Eins sein mit dem Wind bedeutet, auf der Welt zu Hause zu sein, frei zu sein von moralischen Urteilen. Ein Segler, der es ablehnt, sich nach dem Wind zu richten, bestimmt seinen Kurs anhand einer Marke an Land, eines Wasser-, Leucht- oder Kirchturms. Er hält stur an dieser Marke fest, etwa so wie ein König an seiner Krone oder ein Eiferer an seiner Überzeugung festhält. Er ist immun gegen die Strömungen, die seinen Kopf umwirbeln. Er segelt nicht  den Wind; er segelt seine Dogmen, und seine Dogmen töten seine Sinne ab, rauben ihm seine Fähigkeit zu sehen, zu denken, zu fühlen, auf sein Dilemma zu reagieren.

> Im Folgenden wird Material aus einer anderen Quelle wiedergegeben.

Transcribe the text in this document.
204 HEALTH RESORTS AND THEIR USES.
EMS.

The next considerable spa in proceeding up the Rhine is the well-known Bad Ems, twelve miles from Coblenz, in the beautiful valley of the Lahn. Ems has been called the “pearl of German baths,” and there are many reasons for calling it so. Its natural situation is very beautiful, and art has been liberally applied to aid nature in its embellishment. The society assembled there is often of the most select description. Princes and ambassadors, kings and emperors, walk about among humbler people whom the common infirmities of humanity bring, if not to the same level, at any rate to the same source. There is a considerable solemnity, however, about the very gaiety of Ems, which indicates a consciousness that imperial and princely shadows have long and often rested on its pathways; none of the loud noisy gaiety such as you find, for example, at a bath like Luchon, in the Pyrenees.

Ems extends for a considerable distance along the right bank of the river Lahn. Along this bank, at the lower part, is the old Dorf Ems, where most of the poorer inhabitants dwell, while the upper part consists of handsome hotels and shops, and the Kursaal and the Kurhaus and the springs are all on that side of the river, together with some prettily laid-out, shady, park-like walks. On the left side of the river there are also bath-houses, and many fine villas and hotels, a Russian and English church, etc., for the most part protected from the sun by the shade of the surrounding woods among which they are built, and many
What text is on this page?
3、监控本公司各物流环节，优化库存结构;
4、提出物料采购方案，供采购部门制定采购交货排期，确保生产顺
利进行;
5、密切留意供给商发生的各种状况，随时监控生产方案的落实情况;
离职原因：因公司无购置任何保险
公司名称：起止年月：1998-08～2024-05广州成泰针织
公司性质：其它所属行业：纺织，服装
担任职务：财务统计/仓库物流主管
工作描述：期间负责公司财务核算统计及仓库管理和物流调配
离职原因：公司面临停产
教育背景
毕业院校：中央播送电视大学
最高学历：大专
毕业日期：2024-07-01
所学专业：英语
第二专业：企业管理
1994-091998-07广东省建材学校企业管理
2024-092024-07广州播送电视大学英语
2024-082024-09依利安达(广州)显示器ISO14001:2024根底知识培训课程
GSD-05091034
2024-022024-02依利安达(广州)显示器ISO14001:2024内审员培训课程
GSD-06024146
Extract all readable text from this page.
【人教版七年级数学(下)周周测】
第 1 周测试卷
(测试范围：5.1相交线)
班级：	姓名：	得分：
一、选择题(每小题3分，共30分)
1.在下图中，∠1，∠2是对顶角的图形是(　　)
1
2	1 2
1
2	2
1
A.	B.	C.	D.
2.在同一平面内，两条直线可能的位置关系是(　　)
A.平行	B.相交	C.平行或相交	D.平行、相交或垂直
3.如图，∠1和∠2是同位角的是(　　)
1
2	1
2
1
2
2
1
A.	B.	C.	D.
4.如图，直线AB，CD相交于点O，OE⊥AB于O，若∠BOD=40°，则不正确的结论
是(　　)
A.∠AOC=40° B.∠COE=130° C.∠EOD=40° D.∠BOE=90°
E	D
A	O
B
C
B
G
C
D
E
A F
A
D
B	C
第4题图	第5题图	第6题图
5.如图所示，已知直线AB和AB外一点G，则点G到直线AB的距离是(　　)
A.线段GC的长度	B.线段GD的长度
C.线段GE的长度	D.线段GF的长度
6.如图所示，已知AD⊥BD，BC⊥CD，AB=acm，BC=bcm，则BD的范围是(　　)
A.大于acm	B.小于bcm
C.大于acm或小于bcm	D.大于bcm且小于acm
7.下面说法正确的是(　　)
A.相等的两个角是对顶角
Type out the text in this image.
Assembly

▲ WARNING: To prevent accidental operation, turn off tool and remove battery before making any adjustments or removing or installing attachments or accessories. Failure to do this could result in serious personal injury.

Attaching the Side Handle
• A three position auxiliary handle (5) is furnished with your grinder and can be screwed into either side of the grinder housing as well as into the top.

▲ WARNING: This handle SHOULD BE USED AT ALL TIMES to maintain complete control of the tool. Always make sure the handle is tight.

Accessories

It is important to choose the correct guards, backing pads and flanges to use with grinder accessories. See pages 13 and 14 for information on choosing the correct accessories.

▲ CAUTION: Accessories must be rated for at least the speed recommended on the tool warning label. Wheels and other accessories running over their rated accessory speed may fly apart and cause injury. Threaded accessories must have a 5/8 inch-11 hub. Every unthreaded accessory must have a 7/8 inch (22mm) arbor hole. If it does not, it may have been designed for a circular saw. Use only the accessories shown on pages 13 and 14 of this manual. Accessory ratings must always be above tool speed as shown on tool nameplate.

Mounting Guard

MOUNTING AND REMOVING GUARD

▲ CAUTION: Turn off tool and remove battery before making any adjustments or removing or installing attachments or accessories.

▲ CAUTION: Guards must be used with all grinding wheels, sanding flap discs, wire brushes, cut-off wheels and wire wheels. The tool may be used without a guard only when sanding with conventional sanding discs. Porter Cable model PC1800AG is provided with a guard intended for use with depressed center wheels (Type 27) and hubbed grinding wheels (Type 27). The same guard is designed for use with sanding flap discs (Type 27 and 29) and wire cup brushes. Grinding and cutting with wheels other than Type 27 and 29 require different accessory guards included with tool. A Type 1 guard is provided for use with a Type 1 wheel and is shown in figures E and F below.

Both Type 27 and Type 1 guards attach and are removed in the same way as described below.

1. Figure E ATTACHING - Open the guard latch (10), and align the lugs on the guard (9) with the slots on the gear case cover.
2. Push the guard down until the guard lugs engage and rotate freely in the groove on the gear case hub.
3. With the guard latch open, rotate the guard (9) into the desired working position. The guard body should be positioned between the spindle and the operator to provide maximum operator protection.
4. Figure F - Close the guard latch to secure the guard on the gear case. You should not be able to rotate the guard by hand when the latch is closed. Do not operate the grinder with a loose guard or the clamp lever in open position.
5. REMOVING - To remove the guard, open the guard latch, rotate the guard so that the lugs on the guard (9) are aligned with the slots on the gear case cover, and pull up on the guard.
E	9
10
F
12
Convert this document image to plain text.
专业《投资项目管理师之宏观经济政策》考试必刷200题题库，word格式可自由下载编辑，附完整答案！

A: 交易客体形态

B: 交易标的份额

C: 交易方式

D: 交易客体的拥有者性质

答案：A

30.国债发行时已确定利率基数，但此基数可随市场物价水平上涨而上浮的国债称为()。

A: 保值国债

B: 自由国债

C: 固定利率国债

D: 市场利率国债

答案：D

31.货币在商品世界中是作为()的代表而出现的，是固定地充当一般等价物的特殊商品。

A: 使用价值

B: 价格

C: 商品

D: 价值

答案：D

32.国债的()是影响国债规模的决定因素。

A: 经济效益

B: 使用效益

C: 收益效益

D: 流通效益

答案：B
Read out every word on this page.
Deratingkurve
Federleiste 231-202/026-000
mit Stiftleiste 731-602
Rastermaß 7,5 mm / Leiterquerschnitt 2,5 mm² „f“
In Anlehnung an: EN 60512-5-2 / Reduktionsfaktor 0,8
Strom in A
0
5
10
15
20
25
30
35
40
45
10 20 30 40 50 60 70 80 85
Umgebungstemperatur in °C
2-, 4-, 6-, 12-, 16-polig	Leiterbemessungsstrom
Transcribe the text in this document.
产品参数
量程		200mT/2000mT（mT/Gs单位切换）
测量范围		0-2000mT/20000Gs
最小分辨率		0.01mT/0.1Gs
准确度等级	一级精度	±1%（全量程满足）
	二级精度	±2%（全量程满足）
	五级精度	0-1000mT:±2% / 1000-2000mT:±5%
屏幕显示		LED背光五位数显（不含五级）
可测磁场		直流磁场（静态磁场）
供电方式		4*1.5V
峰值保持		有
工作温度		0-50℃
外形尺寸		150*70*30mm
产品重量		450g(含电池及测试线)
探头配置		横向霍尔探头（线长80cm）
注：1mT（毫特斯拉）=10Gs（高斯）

Ich habe kein Ziel, kein wirkliches Ziel im buchstäblichen Sinn. Das Ziel, der Ort, zu dem hin mein Leben tendiert, ist die Reise als solche und nicht der endgültige Zielort. Wie ich dort hinkomme, ist wichtig, nicht so sehr, ob ich dort ankomme, auch wenn natürlich feststeht, daß ich ankomme. Der Weg ist das Ziel. Und versuchen muß ich auch mehr denn je, daran zu denken, dem Wind zu lauschen – dann wird der Wind mir auch sagen, was zu tun ist.